The Angelus' 'The Other Side Of The Mountain' Addresses The Hope In Darkness
There's a righteous battle fought in There Will Be No Peace, the apocalyptic rock 'n' roll record released at the top of the year by The Angelus. The North Texas trio reaches across humankind with a body-rattling, desert-swept heft similar to its fellow Texans Lift To Experience and recent work from Wovenhand, but with hints of post-hardcore's melodic experimentation and Emil Rapstine's crestfallen croon.
"The Other Side Of The Mountain" comes at the descent of the album's narrative, in the cracks of light where hope barely shines through.

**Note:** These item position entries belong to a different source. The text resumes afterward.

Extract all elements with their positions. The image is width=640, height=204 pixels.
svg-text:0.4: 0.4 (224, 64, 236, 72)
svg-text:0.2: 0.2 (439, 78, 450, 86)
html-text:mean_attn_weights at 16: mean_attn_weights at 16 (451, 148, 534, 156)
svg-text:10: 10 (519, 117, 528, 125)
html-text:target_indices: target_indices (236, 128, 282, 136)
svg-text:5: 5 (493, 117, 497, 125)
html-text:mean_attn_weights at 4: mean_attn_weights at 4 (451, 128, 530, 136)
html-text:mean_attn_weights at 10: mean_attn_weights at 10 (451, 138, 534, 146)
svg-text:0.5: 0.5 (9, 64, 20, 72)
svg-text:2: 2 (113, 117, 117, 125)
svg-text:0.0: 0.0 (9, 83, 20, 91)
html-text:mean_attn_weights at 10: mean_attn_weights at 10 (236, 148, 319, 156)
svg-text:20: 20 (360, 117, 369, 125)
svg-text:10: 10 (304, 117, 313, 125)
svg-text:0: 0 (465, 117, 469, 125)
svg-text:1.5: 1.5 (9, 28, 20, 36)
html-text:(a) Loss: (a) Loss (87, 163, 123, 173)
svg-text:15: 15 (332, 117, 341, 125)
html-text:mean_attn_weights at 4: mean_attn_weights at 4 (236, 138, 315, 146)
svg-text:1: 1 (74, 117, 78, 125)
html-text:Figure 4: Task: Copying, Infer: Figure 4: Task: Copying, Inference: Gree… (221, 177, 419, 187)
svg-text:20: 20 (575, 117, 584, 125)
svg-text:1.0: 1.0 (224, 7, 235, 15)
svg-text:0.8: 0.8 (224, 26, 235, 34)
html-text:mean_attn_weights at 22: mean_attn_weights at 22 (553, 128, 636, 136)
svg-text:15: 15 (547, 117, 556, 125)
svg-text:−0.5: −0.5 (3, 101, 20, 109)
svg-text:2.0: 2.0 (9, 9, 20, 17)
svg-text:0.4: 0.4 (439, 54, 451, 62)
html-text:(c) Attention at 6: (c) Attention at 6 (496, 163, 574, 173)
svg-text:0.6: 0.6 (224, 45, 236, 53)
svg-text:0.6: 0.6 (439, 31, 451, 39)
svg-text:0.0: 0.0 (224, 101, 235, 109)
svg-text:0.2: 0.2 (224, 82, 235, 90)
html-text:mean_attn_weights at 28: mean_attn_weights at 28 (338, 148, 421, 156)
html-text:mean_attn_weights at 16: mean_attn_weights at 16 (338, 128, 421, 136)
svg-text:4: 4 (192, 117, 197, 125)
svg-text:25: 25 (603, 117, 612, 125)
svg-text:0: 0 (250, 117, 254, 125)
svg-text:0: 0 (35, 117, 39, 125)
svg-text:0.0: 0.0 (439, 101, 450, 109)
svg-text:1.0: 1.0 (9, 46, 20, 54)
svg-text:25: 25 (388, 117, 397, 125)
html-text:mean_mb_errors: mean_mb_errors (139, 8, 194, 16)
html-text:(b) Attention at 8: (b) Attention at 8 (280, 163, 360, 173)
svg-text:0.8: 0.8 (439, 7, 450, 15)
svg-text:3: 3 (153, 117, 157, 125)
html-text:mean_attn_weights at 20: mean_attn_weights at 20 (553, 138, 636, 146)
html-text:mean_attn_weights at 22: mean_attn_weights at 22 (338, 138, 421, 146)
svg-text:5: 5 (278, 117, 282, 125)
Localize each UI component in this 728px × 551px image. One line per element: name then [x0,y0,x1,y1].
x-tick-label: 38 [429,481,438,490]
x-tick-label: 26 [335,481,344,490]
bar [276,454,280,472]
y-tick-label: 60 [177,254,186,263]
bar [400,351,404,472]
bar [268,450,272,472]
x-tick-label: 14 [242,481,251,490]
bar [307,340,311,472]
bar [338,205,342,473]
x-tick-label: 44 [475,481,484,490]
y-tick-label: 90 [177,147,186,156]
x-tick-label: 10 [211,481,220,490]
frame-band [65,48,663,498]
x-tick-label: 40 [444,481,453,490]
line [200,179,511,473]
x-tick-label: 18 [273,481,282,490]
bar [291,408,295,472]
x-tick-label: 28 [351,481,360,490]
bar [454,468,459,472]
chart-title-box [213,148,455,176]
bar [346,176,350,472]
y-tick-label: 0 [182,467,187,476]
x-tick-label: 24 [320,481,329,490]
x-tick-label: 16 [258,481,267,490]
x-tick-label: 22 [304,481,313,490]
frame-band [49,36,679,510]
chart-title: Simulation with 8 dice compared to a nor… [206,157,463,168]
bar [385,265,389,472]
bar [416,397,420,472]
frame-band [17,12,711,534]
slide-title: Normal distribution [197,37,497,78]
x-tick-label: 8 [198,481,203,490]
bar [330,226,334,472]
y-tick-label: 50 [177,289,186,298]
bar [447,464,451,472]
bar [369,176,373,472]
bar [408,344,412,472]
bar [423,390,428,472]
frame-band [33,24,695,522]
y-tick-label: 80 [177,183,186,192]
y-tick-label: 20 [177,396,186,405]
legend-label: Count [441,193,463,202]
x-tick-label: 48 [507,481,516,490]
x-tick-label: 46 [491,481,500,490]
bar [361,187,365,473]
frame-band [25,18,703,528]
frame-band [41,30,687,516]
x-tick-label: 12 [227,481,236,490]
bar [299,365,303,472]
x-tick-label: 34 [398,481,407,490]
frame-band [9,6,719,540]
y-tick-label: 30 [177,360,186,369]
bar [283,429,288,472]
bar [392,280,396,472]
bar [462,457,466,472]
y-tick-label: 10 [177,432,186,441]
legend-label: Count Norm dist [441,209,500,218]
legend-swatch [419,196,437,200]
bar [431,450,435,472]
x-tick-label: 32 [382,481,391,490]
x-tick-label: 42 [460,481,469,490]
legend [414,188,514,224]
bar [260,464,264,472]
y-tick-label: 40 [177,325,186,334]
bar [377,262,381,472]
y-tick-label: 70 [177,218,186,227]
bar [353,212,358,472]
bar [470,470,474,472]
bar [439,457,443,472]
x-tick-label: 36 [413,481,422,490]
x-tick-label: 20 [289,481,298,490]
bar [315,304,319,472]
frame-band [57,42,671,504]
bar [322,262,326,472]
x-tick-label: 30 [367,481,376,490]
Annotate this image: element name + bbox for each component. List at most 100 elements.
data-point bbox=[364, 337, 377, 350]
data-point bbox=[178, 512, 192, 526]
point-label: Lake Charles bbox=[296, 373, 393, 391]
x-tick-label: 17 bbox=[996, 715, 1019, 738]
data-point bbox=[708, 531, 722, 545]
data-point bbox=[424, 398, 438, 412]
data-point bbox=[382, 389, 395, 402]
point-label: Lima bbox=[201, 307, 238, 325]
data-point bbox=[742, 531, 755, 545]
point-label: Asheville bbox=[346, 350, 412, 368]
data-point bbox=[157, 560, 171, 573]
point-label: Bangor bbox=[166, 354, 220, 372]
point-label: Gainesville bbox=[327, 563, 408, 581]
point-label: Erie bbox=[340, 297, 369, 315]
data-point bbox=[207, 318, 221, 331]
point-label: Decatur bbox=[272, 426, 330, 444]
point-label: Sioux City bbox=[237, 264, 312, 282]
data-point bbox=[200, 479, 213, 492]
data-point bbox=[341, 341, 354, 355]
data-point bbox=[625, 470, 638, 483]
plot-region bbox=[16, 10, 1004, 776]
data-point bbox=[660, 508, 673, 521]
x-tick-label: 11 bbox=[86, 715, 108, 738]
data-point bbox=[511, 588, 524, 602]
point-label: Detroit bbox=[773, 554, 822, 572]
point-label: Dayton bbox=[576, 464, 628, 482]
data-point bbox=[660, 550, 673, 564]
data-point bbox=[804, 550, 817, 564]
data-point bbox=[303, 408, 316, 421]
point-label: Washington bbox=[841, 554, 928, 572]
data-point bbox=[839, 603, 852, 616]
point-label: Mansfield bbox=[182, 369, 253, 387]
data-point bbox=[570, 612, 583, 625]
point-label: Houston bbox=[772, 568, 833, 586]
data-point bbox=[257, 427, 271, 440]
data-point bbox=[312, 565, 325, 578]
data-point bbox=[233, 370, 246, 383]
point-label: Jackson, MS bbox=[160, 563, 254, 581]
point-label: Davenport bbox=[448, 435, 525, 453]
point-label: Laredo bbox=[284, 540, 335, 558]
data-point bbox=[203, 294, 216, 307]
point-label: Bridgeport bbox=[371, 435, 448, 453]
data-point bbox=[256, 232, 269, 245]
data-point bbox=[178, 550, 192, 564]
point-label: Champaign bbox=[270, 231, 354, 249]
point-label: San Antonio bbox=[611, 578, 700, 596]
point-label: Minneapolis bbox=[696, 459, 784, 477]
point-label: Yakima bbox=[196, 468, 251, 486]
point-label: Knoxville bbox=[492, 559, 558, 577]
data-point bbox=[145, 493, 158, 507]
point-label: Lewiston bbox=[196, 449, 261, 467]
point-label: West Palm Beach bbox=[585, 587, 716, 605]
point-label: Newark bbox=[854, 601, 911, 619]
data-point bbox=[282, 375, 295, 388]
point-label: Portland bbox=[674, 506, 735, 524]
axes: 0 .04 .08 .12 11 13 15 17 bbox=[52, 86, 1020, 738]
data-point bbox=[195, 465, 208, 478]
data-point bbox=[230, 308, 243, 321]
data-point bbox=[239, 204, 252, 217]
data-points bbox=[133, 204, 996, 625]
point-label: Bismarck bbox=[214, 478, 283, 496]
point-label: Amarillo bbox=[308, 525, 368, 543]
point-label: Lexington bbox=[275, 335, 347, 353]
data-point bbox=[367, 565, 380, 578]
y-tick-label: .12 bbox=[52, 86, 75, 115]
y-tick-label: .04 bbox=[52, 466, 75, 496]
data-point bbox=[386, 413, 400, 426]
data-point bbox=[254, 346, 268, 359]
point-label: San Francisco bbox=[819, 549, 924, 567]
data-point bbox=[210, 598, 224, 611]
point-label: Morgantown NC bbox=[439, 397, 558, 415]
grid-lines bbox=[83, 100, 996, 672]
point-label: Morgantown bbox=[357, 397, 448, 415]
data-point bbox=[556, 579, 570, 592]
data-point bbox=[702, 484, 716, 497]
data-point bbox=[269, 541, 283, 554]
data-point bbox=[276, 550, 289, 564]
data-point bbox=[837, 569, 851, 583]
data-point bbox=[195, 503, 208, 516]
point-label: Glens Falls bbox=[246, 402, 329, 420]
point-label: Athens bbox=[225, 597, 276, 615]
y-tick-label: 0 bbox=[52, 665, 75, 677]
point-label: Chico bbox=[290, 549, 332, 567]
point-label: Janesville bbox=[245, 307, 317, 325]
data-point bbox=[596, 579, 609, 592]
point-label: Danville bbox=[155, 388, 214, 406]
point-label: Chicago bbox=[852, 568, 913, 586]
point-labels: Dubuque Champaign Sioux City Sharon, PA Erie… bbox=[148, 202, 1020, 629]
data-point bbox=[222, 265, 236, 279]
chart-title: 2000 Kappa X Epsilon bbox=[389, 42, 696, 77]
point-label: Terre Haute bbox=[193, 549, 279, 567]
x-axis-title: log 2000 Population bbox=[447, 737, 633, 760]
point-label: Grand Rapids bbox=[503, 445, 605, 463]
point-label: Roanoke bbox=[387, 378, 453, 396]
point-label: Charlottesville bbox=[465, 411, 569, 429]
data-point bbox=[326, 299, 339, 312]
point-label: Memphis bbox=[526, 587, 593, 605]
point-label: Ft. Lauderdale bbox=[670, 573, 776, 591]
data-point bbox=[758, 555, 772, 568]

Its lonesome howl picks up speed like a tornado, swirling togetherguitars and cymbals, but never quite touching down. Its video, in turn, also locates a lonely between-space.
"I feel the director captured in visual form something fleeting and something mysterious in regard to the transience of life," Emil Rapstine tells NPR. "Like the moment between your eyes closing and being shut, things are dim, but not completely dark. This is the theme in much of the music of The Angelus, and in the video for this song we see someone holding onto their hope in the face of encroaching darkness and pushing through to the light."
Director David Gilbert painstakingly filmed a tortured soul (portrayed by Ross Ashley) and a hooded figure (Vanessa Gilbert) in the early hours of the morning to catch what the director calls the"blue hour, which is really only about 20 minutes before the sun comes up and ruins it all."
"The music of the Angelus is beautiful, brooding, dark and powerful," Gilbert tells NPR. "I wanted to create images that exemplify those qualities and at the same time craft a story personifying the song's lyrics, while remaining ambiguous. The hooded figure appears so dark and ominous, but she's actually a good character. So many things in life appear to be really bad situations, but as you push through them, you grow. What you thought was meant to harm you, actually helps you. The man in the video represents all of humanity. We all have struggles. We all have mountains to climb."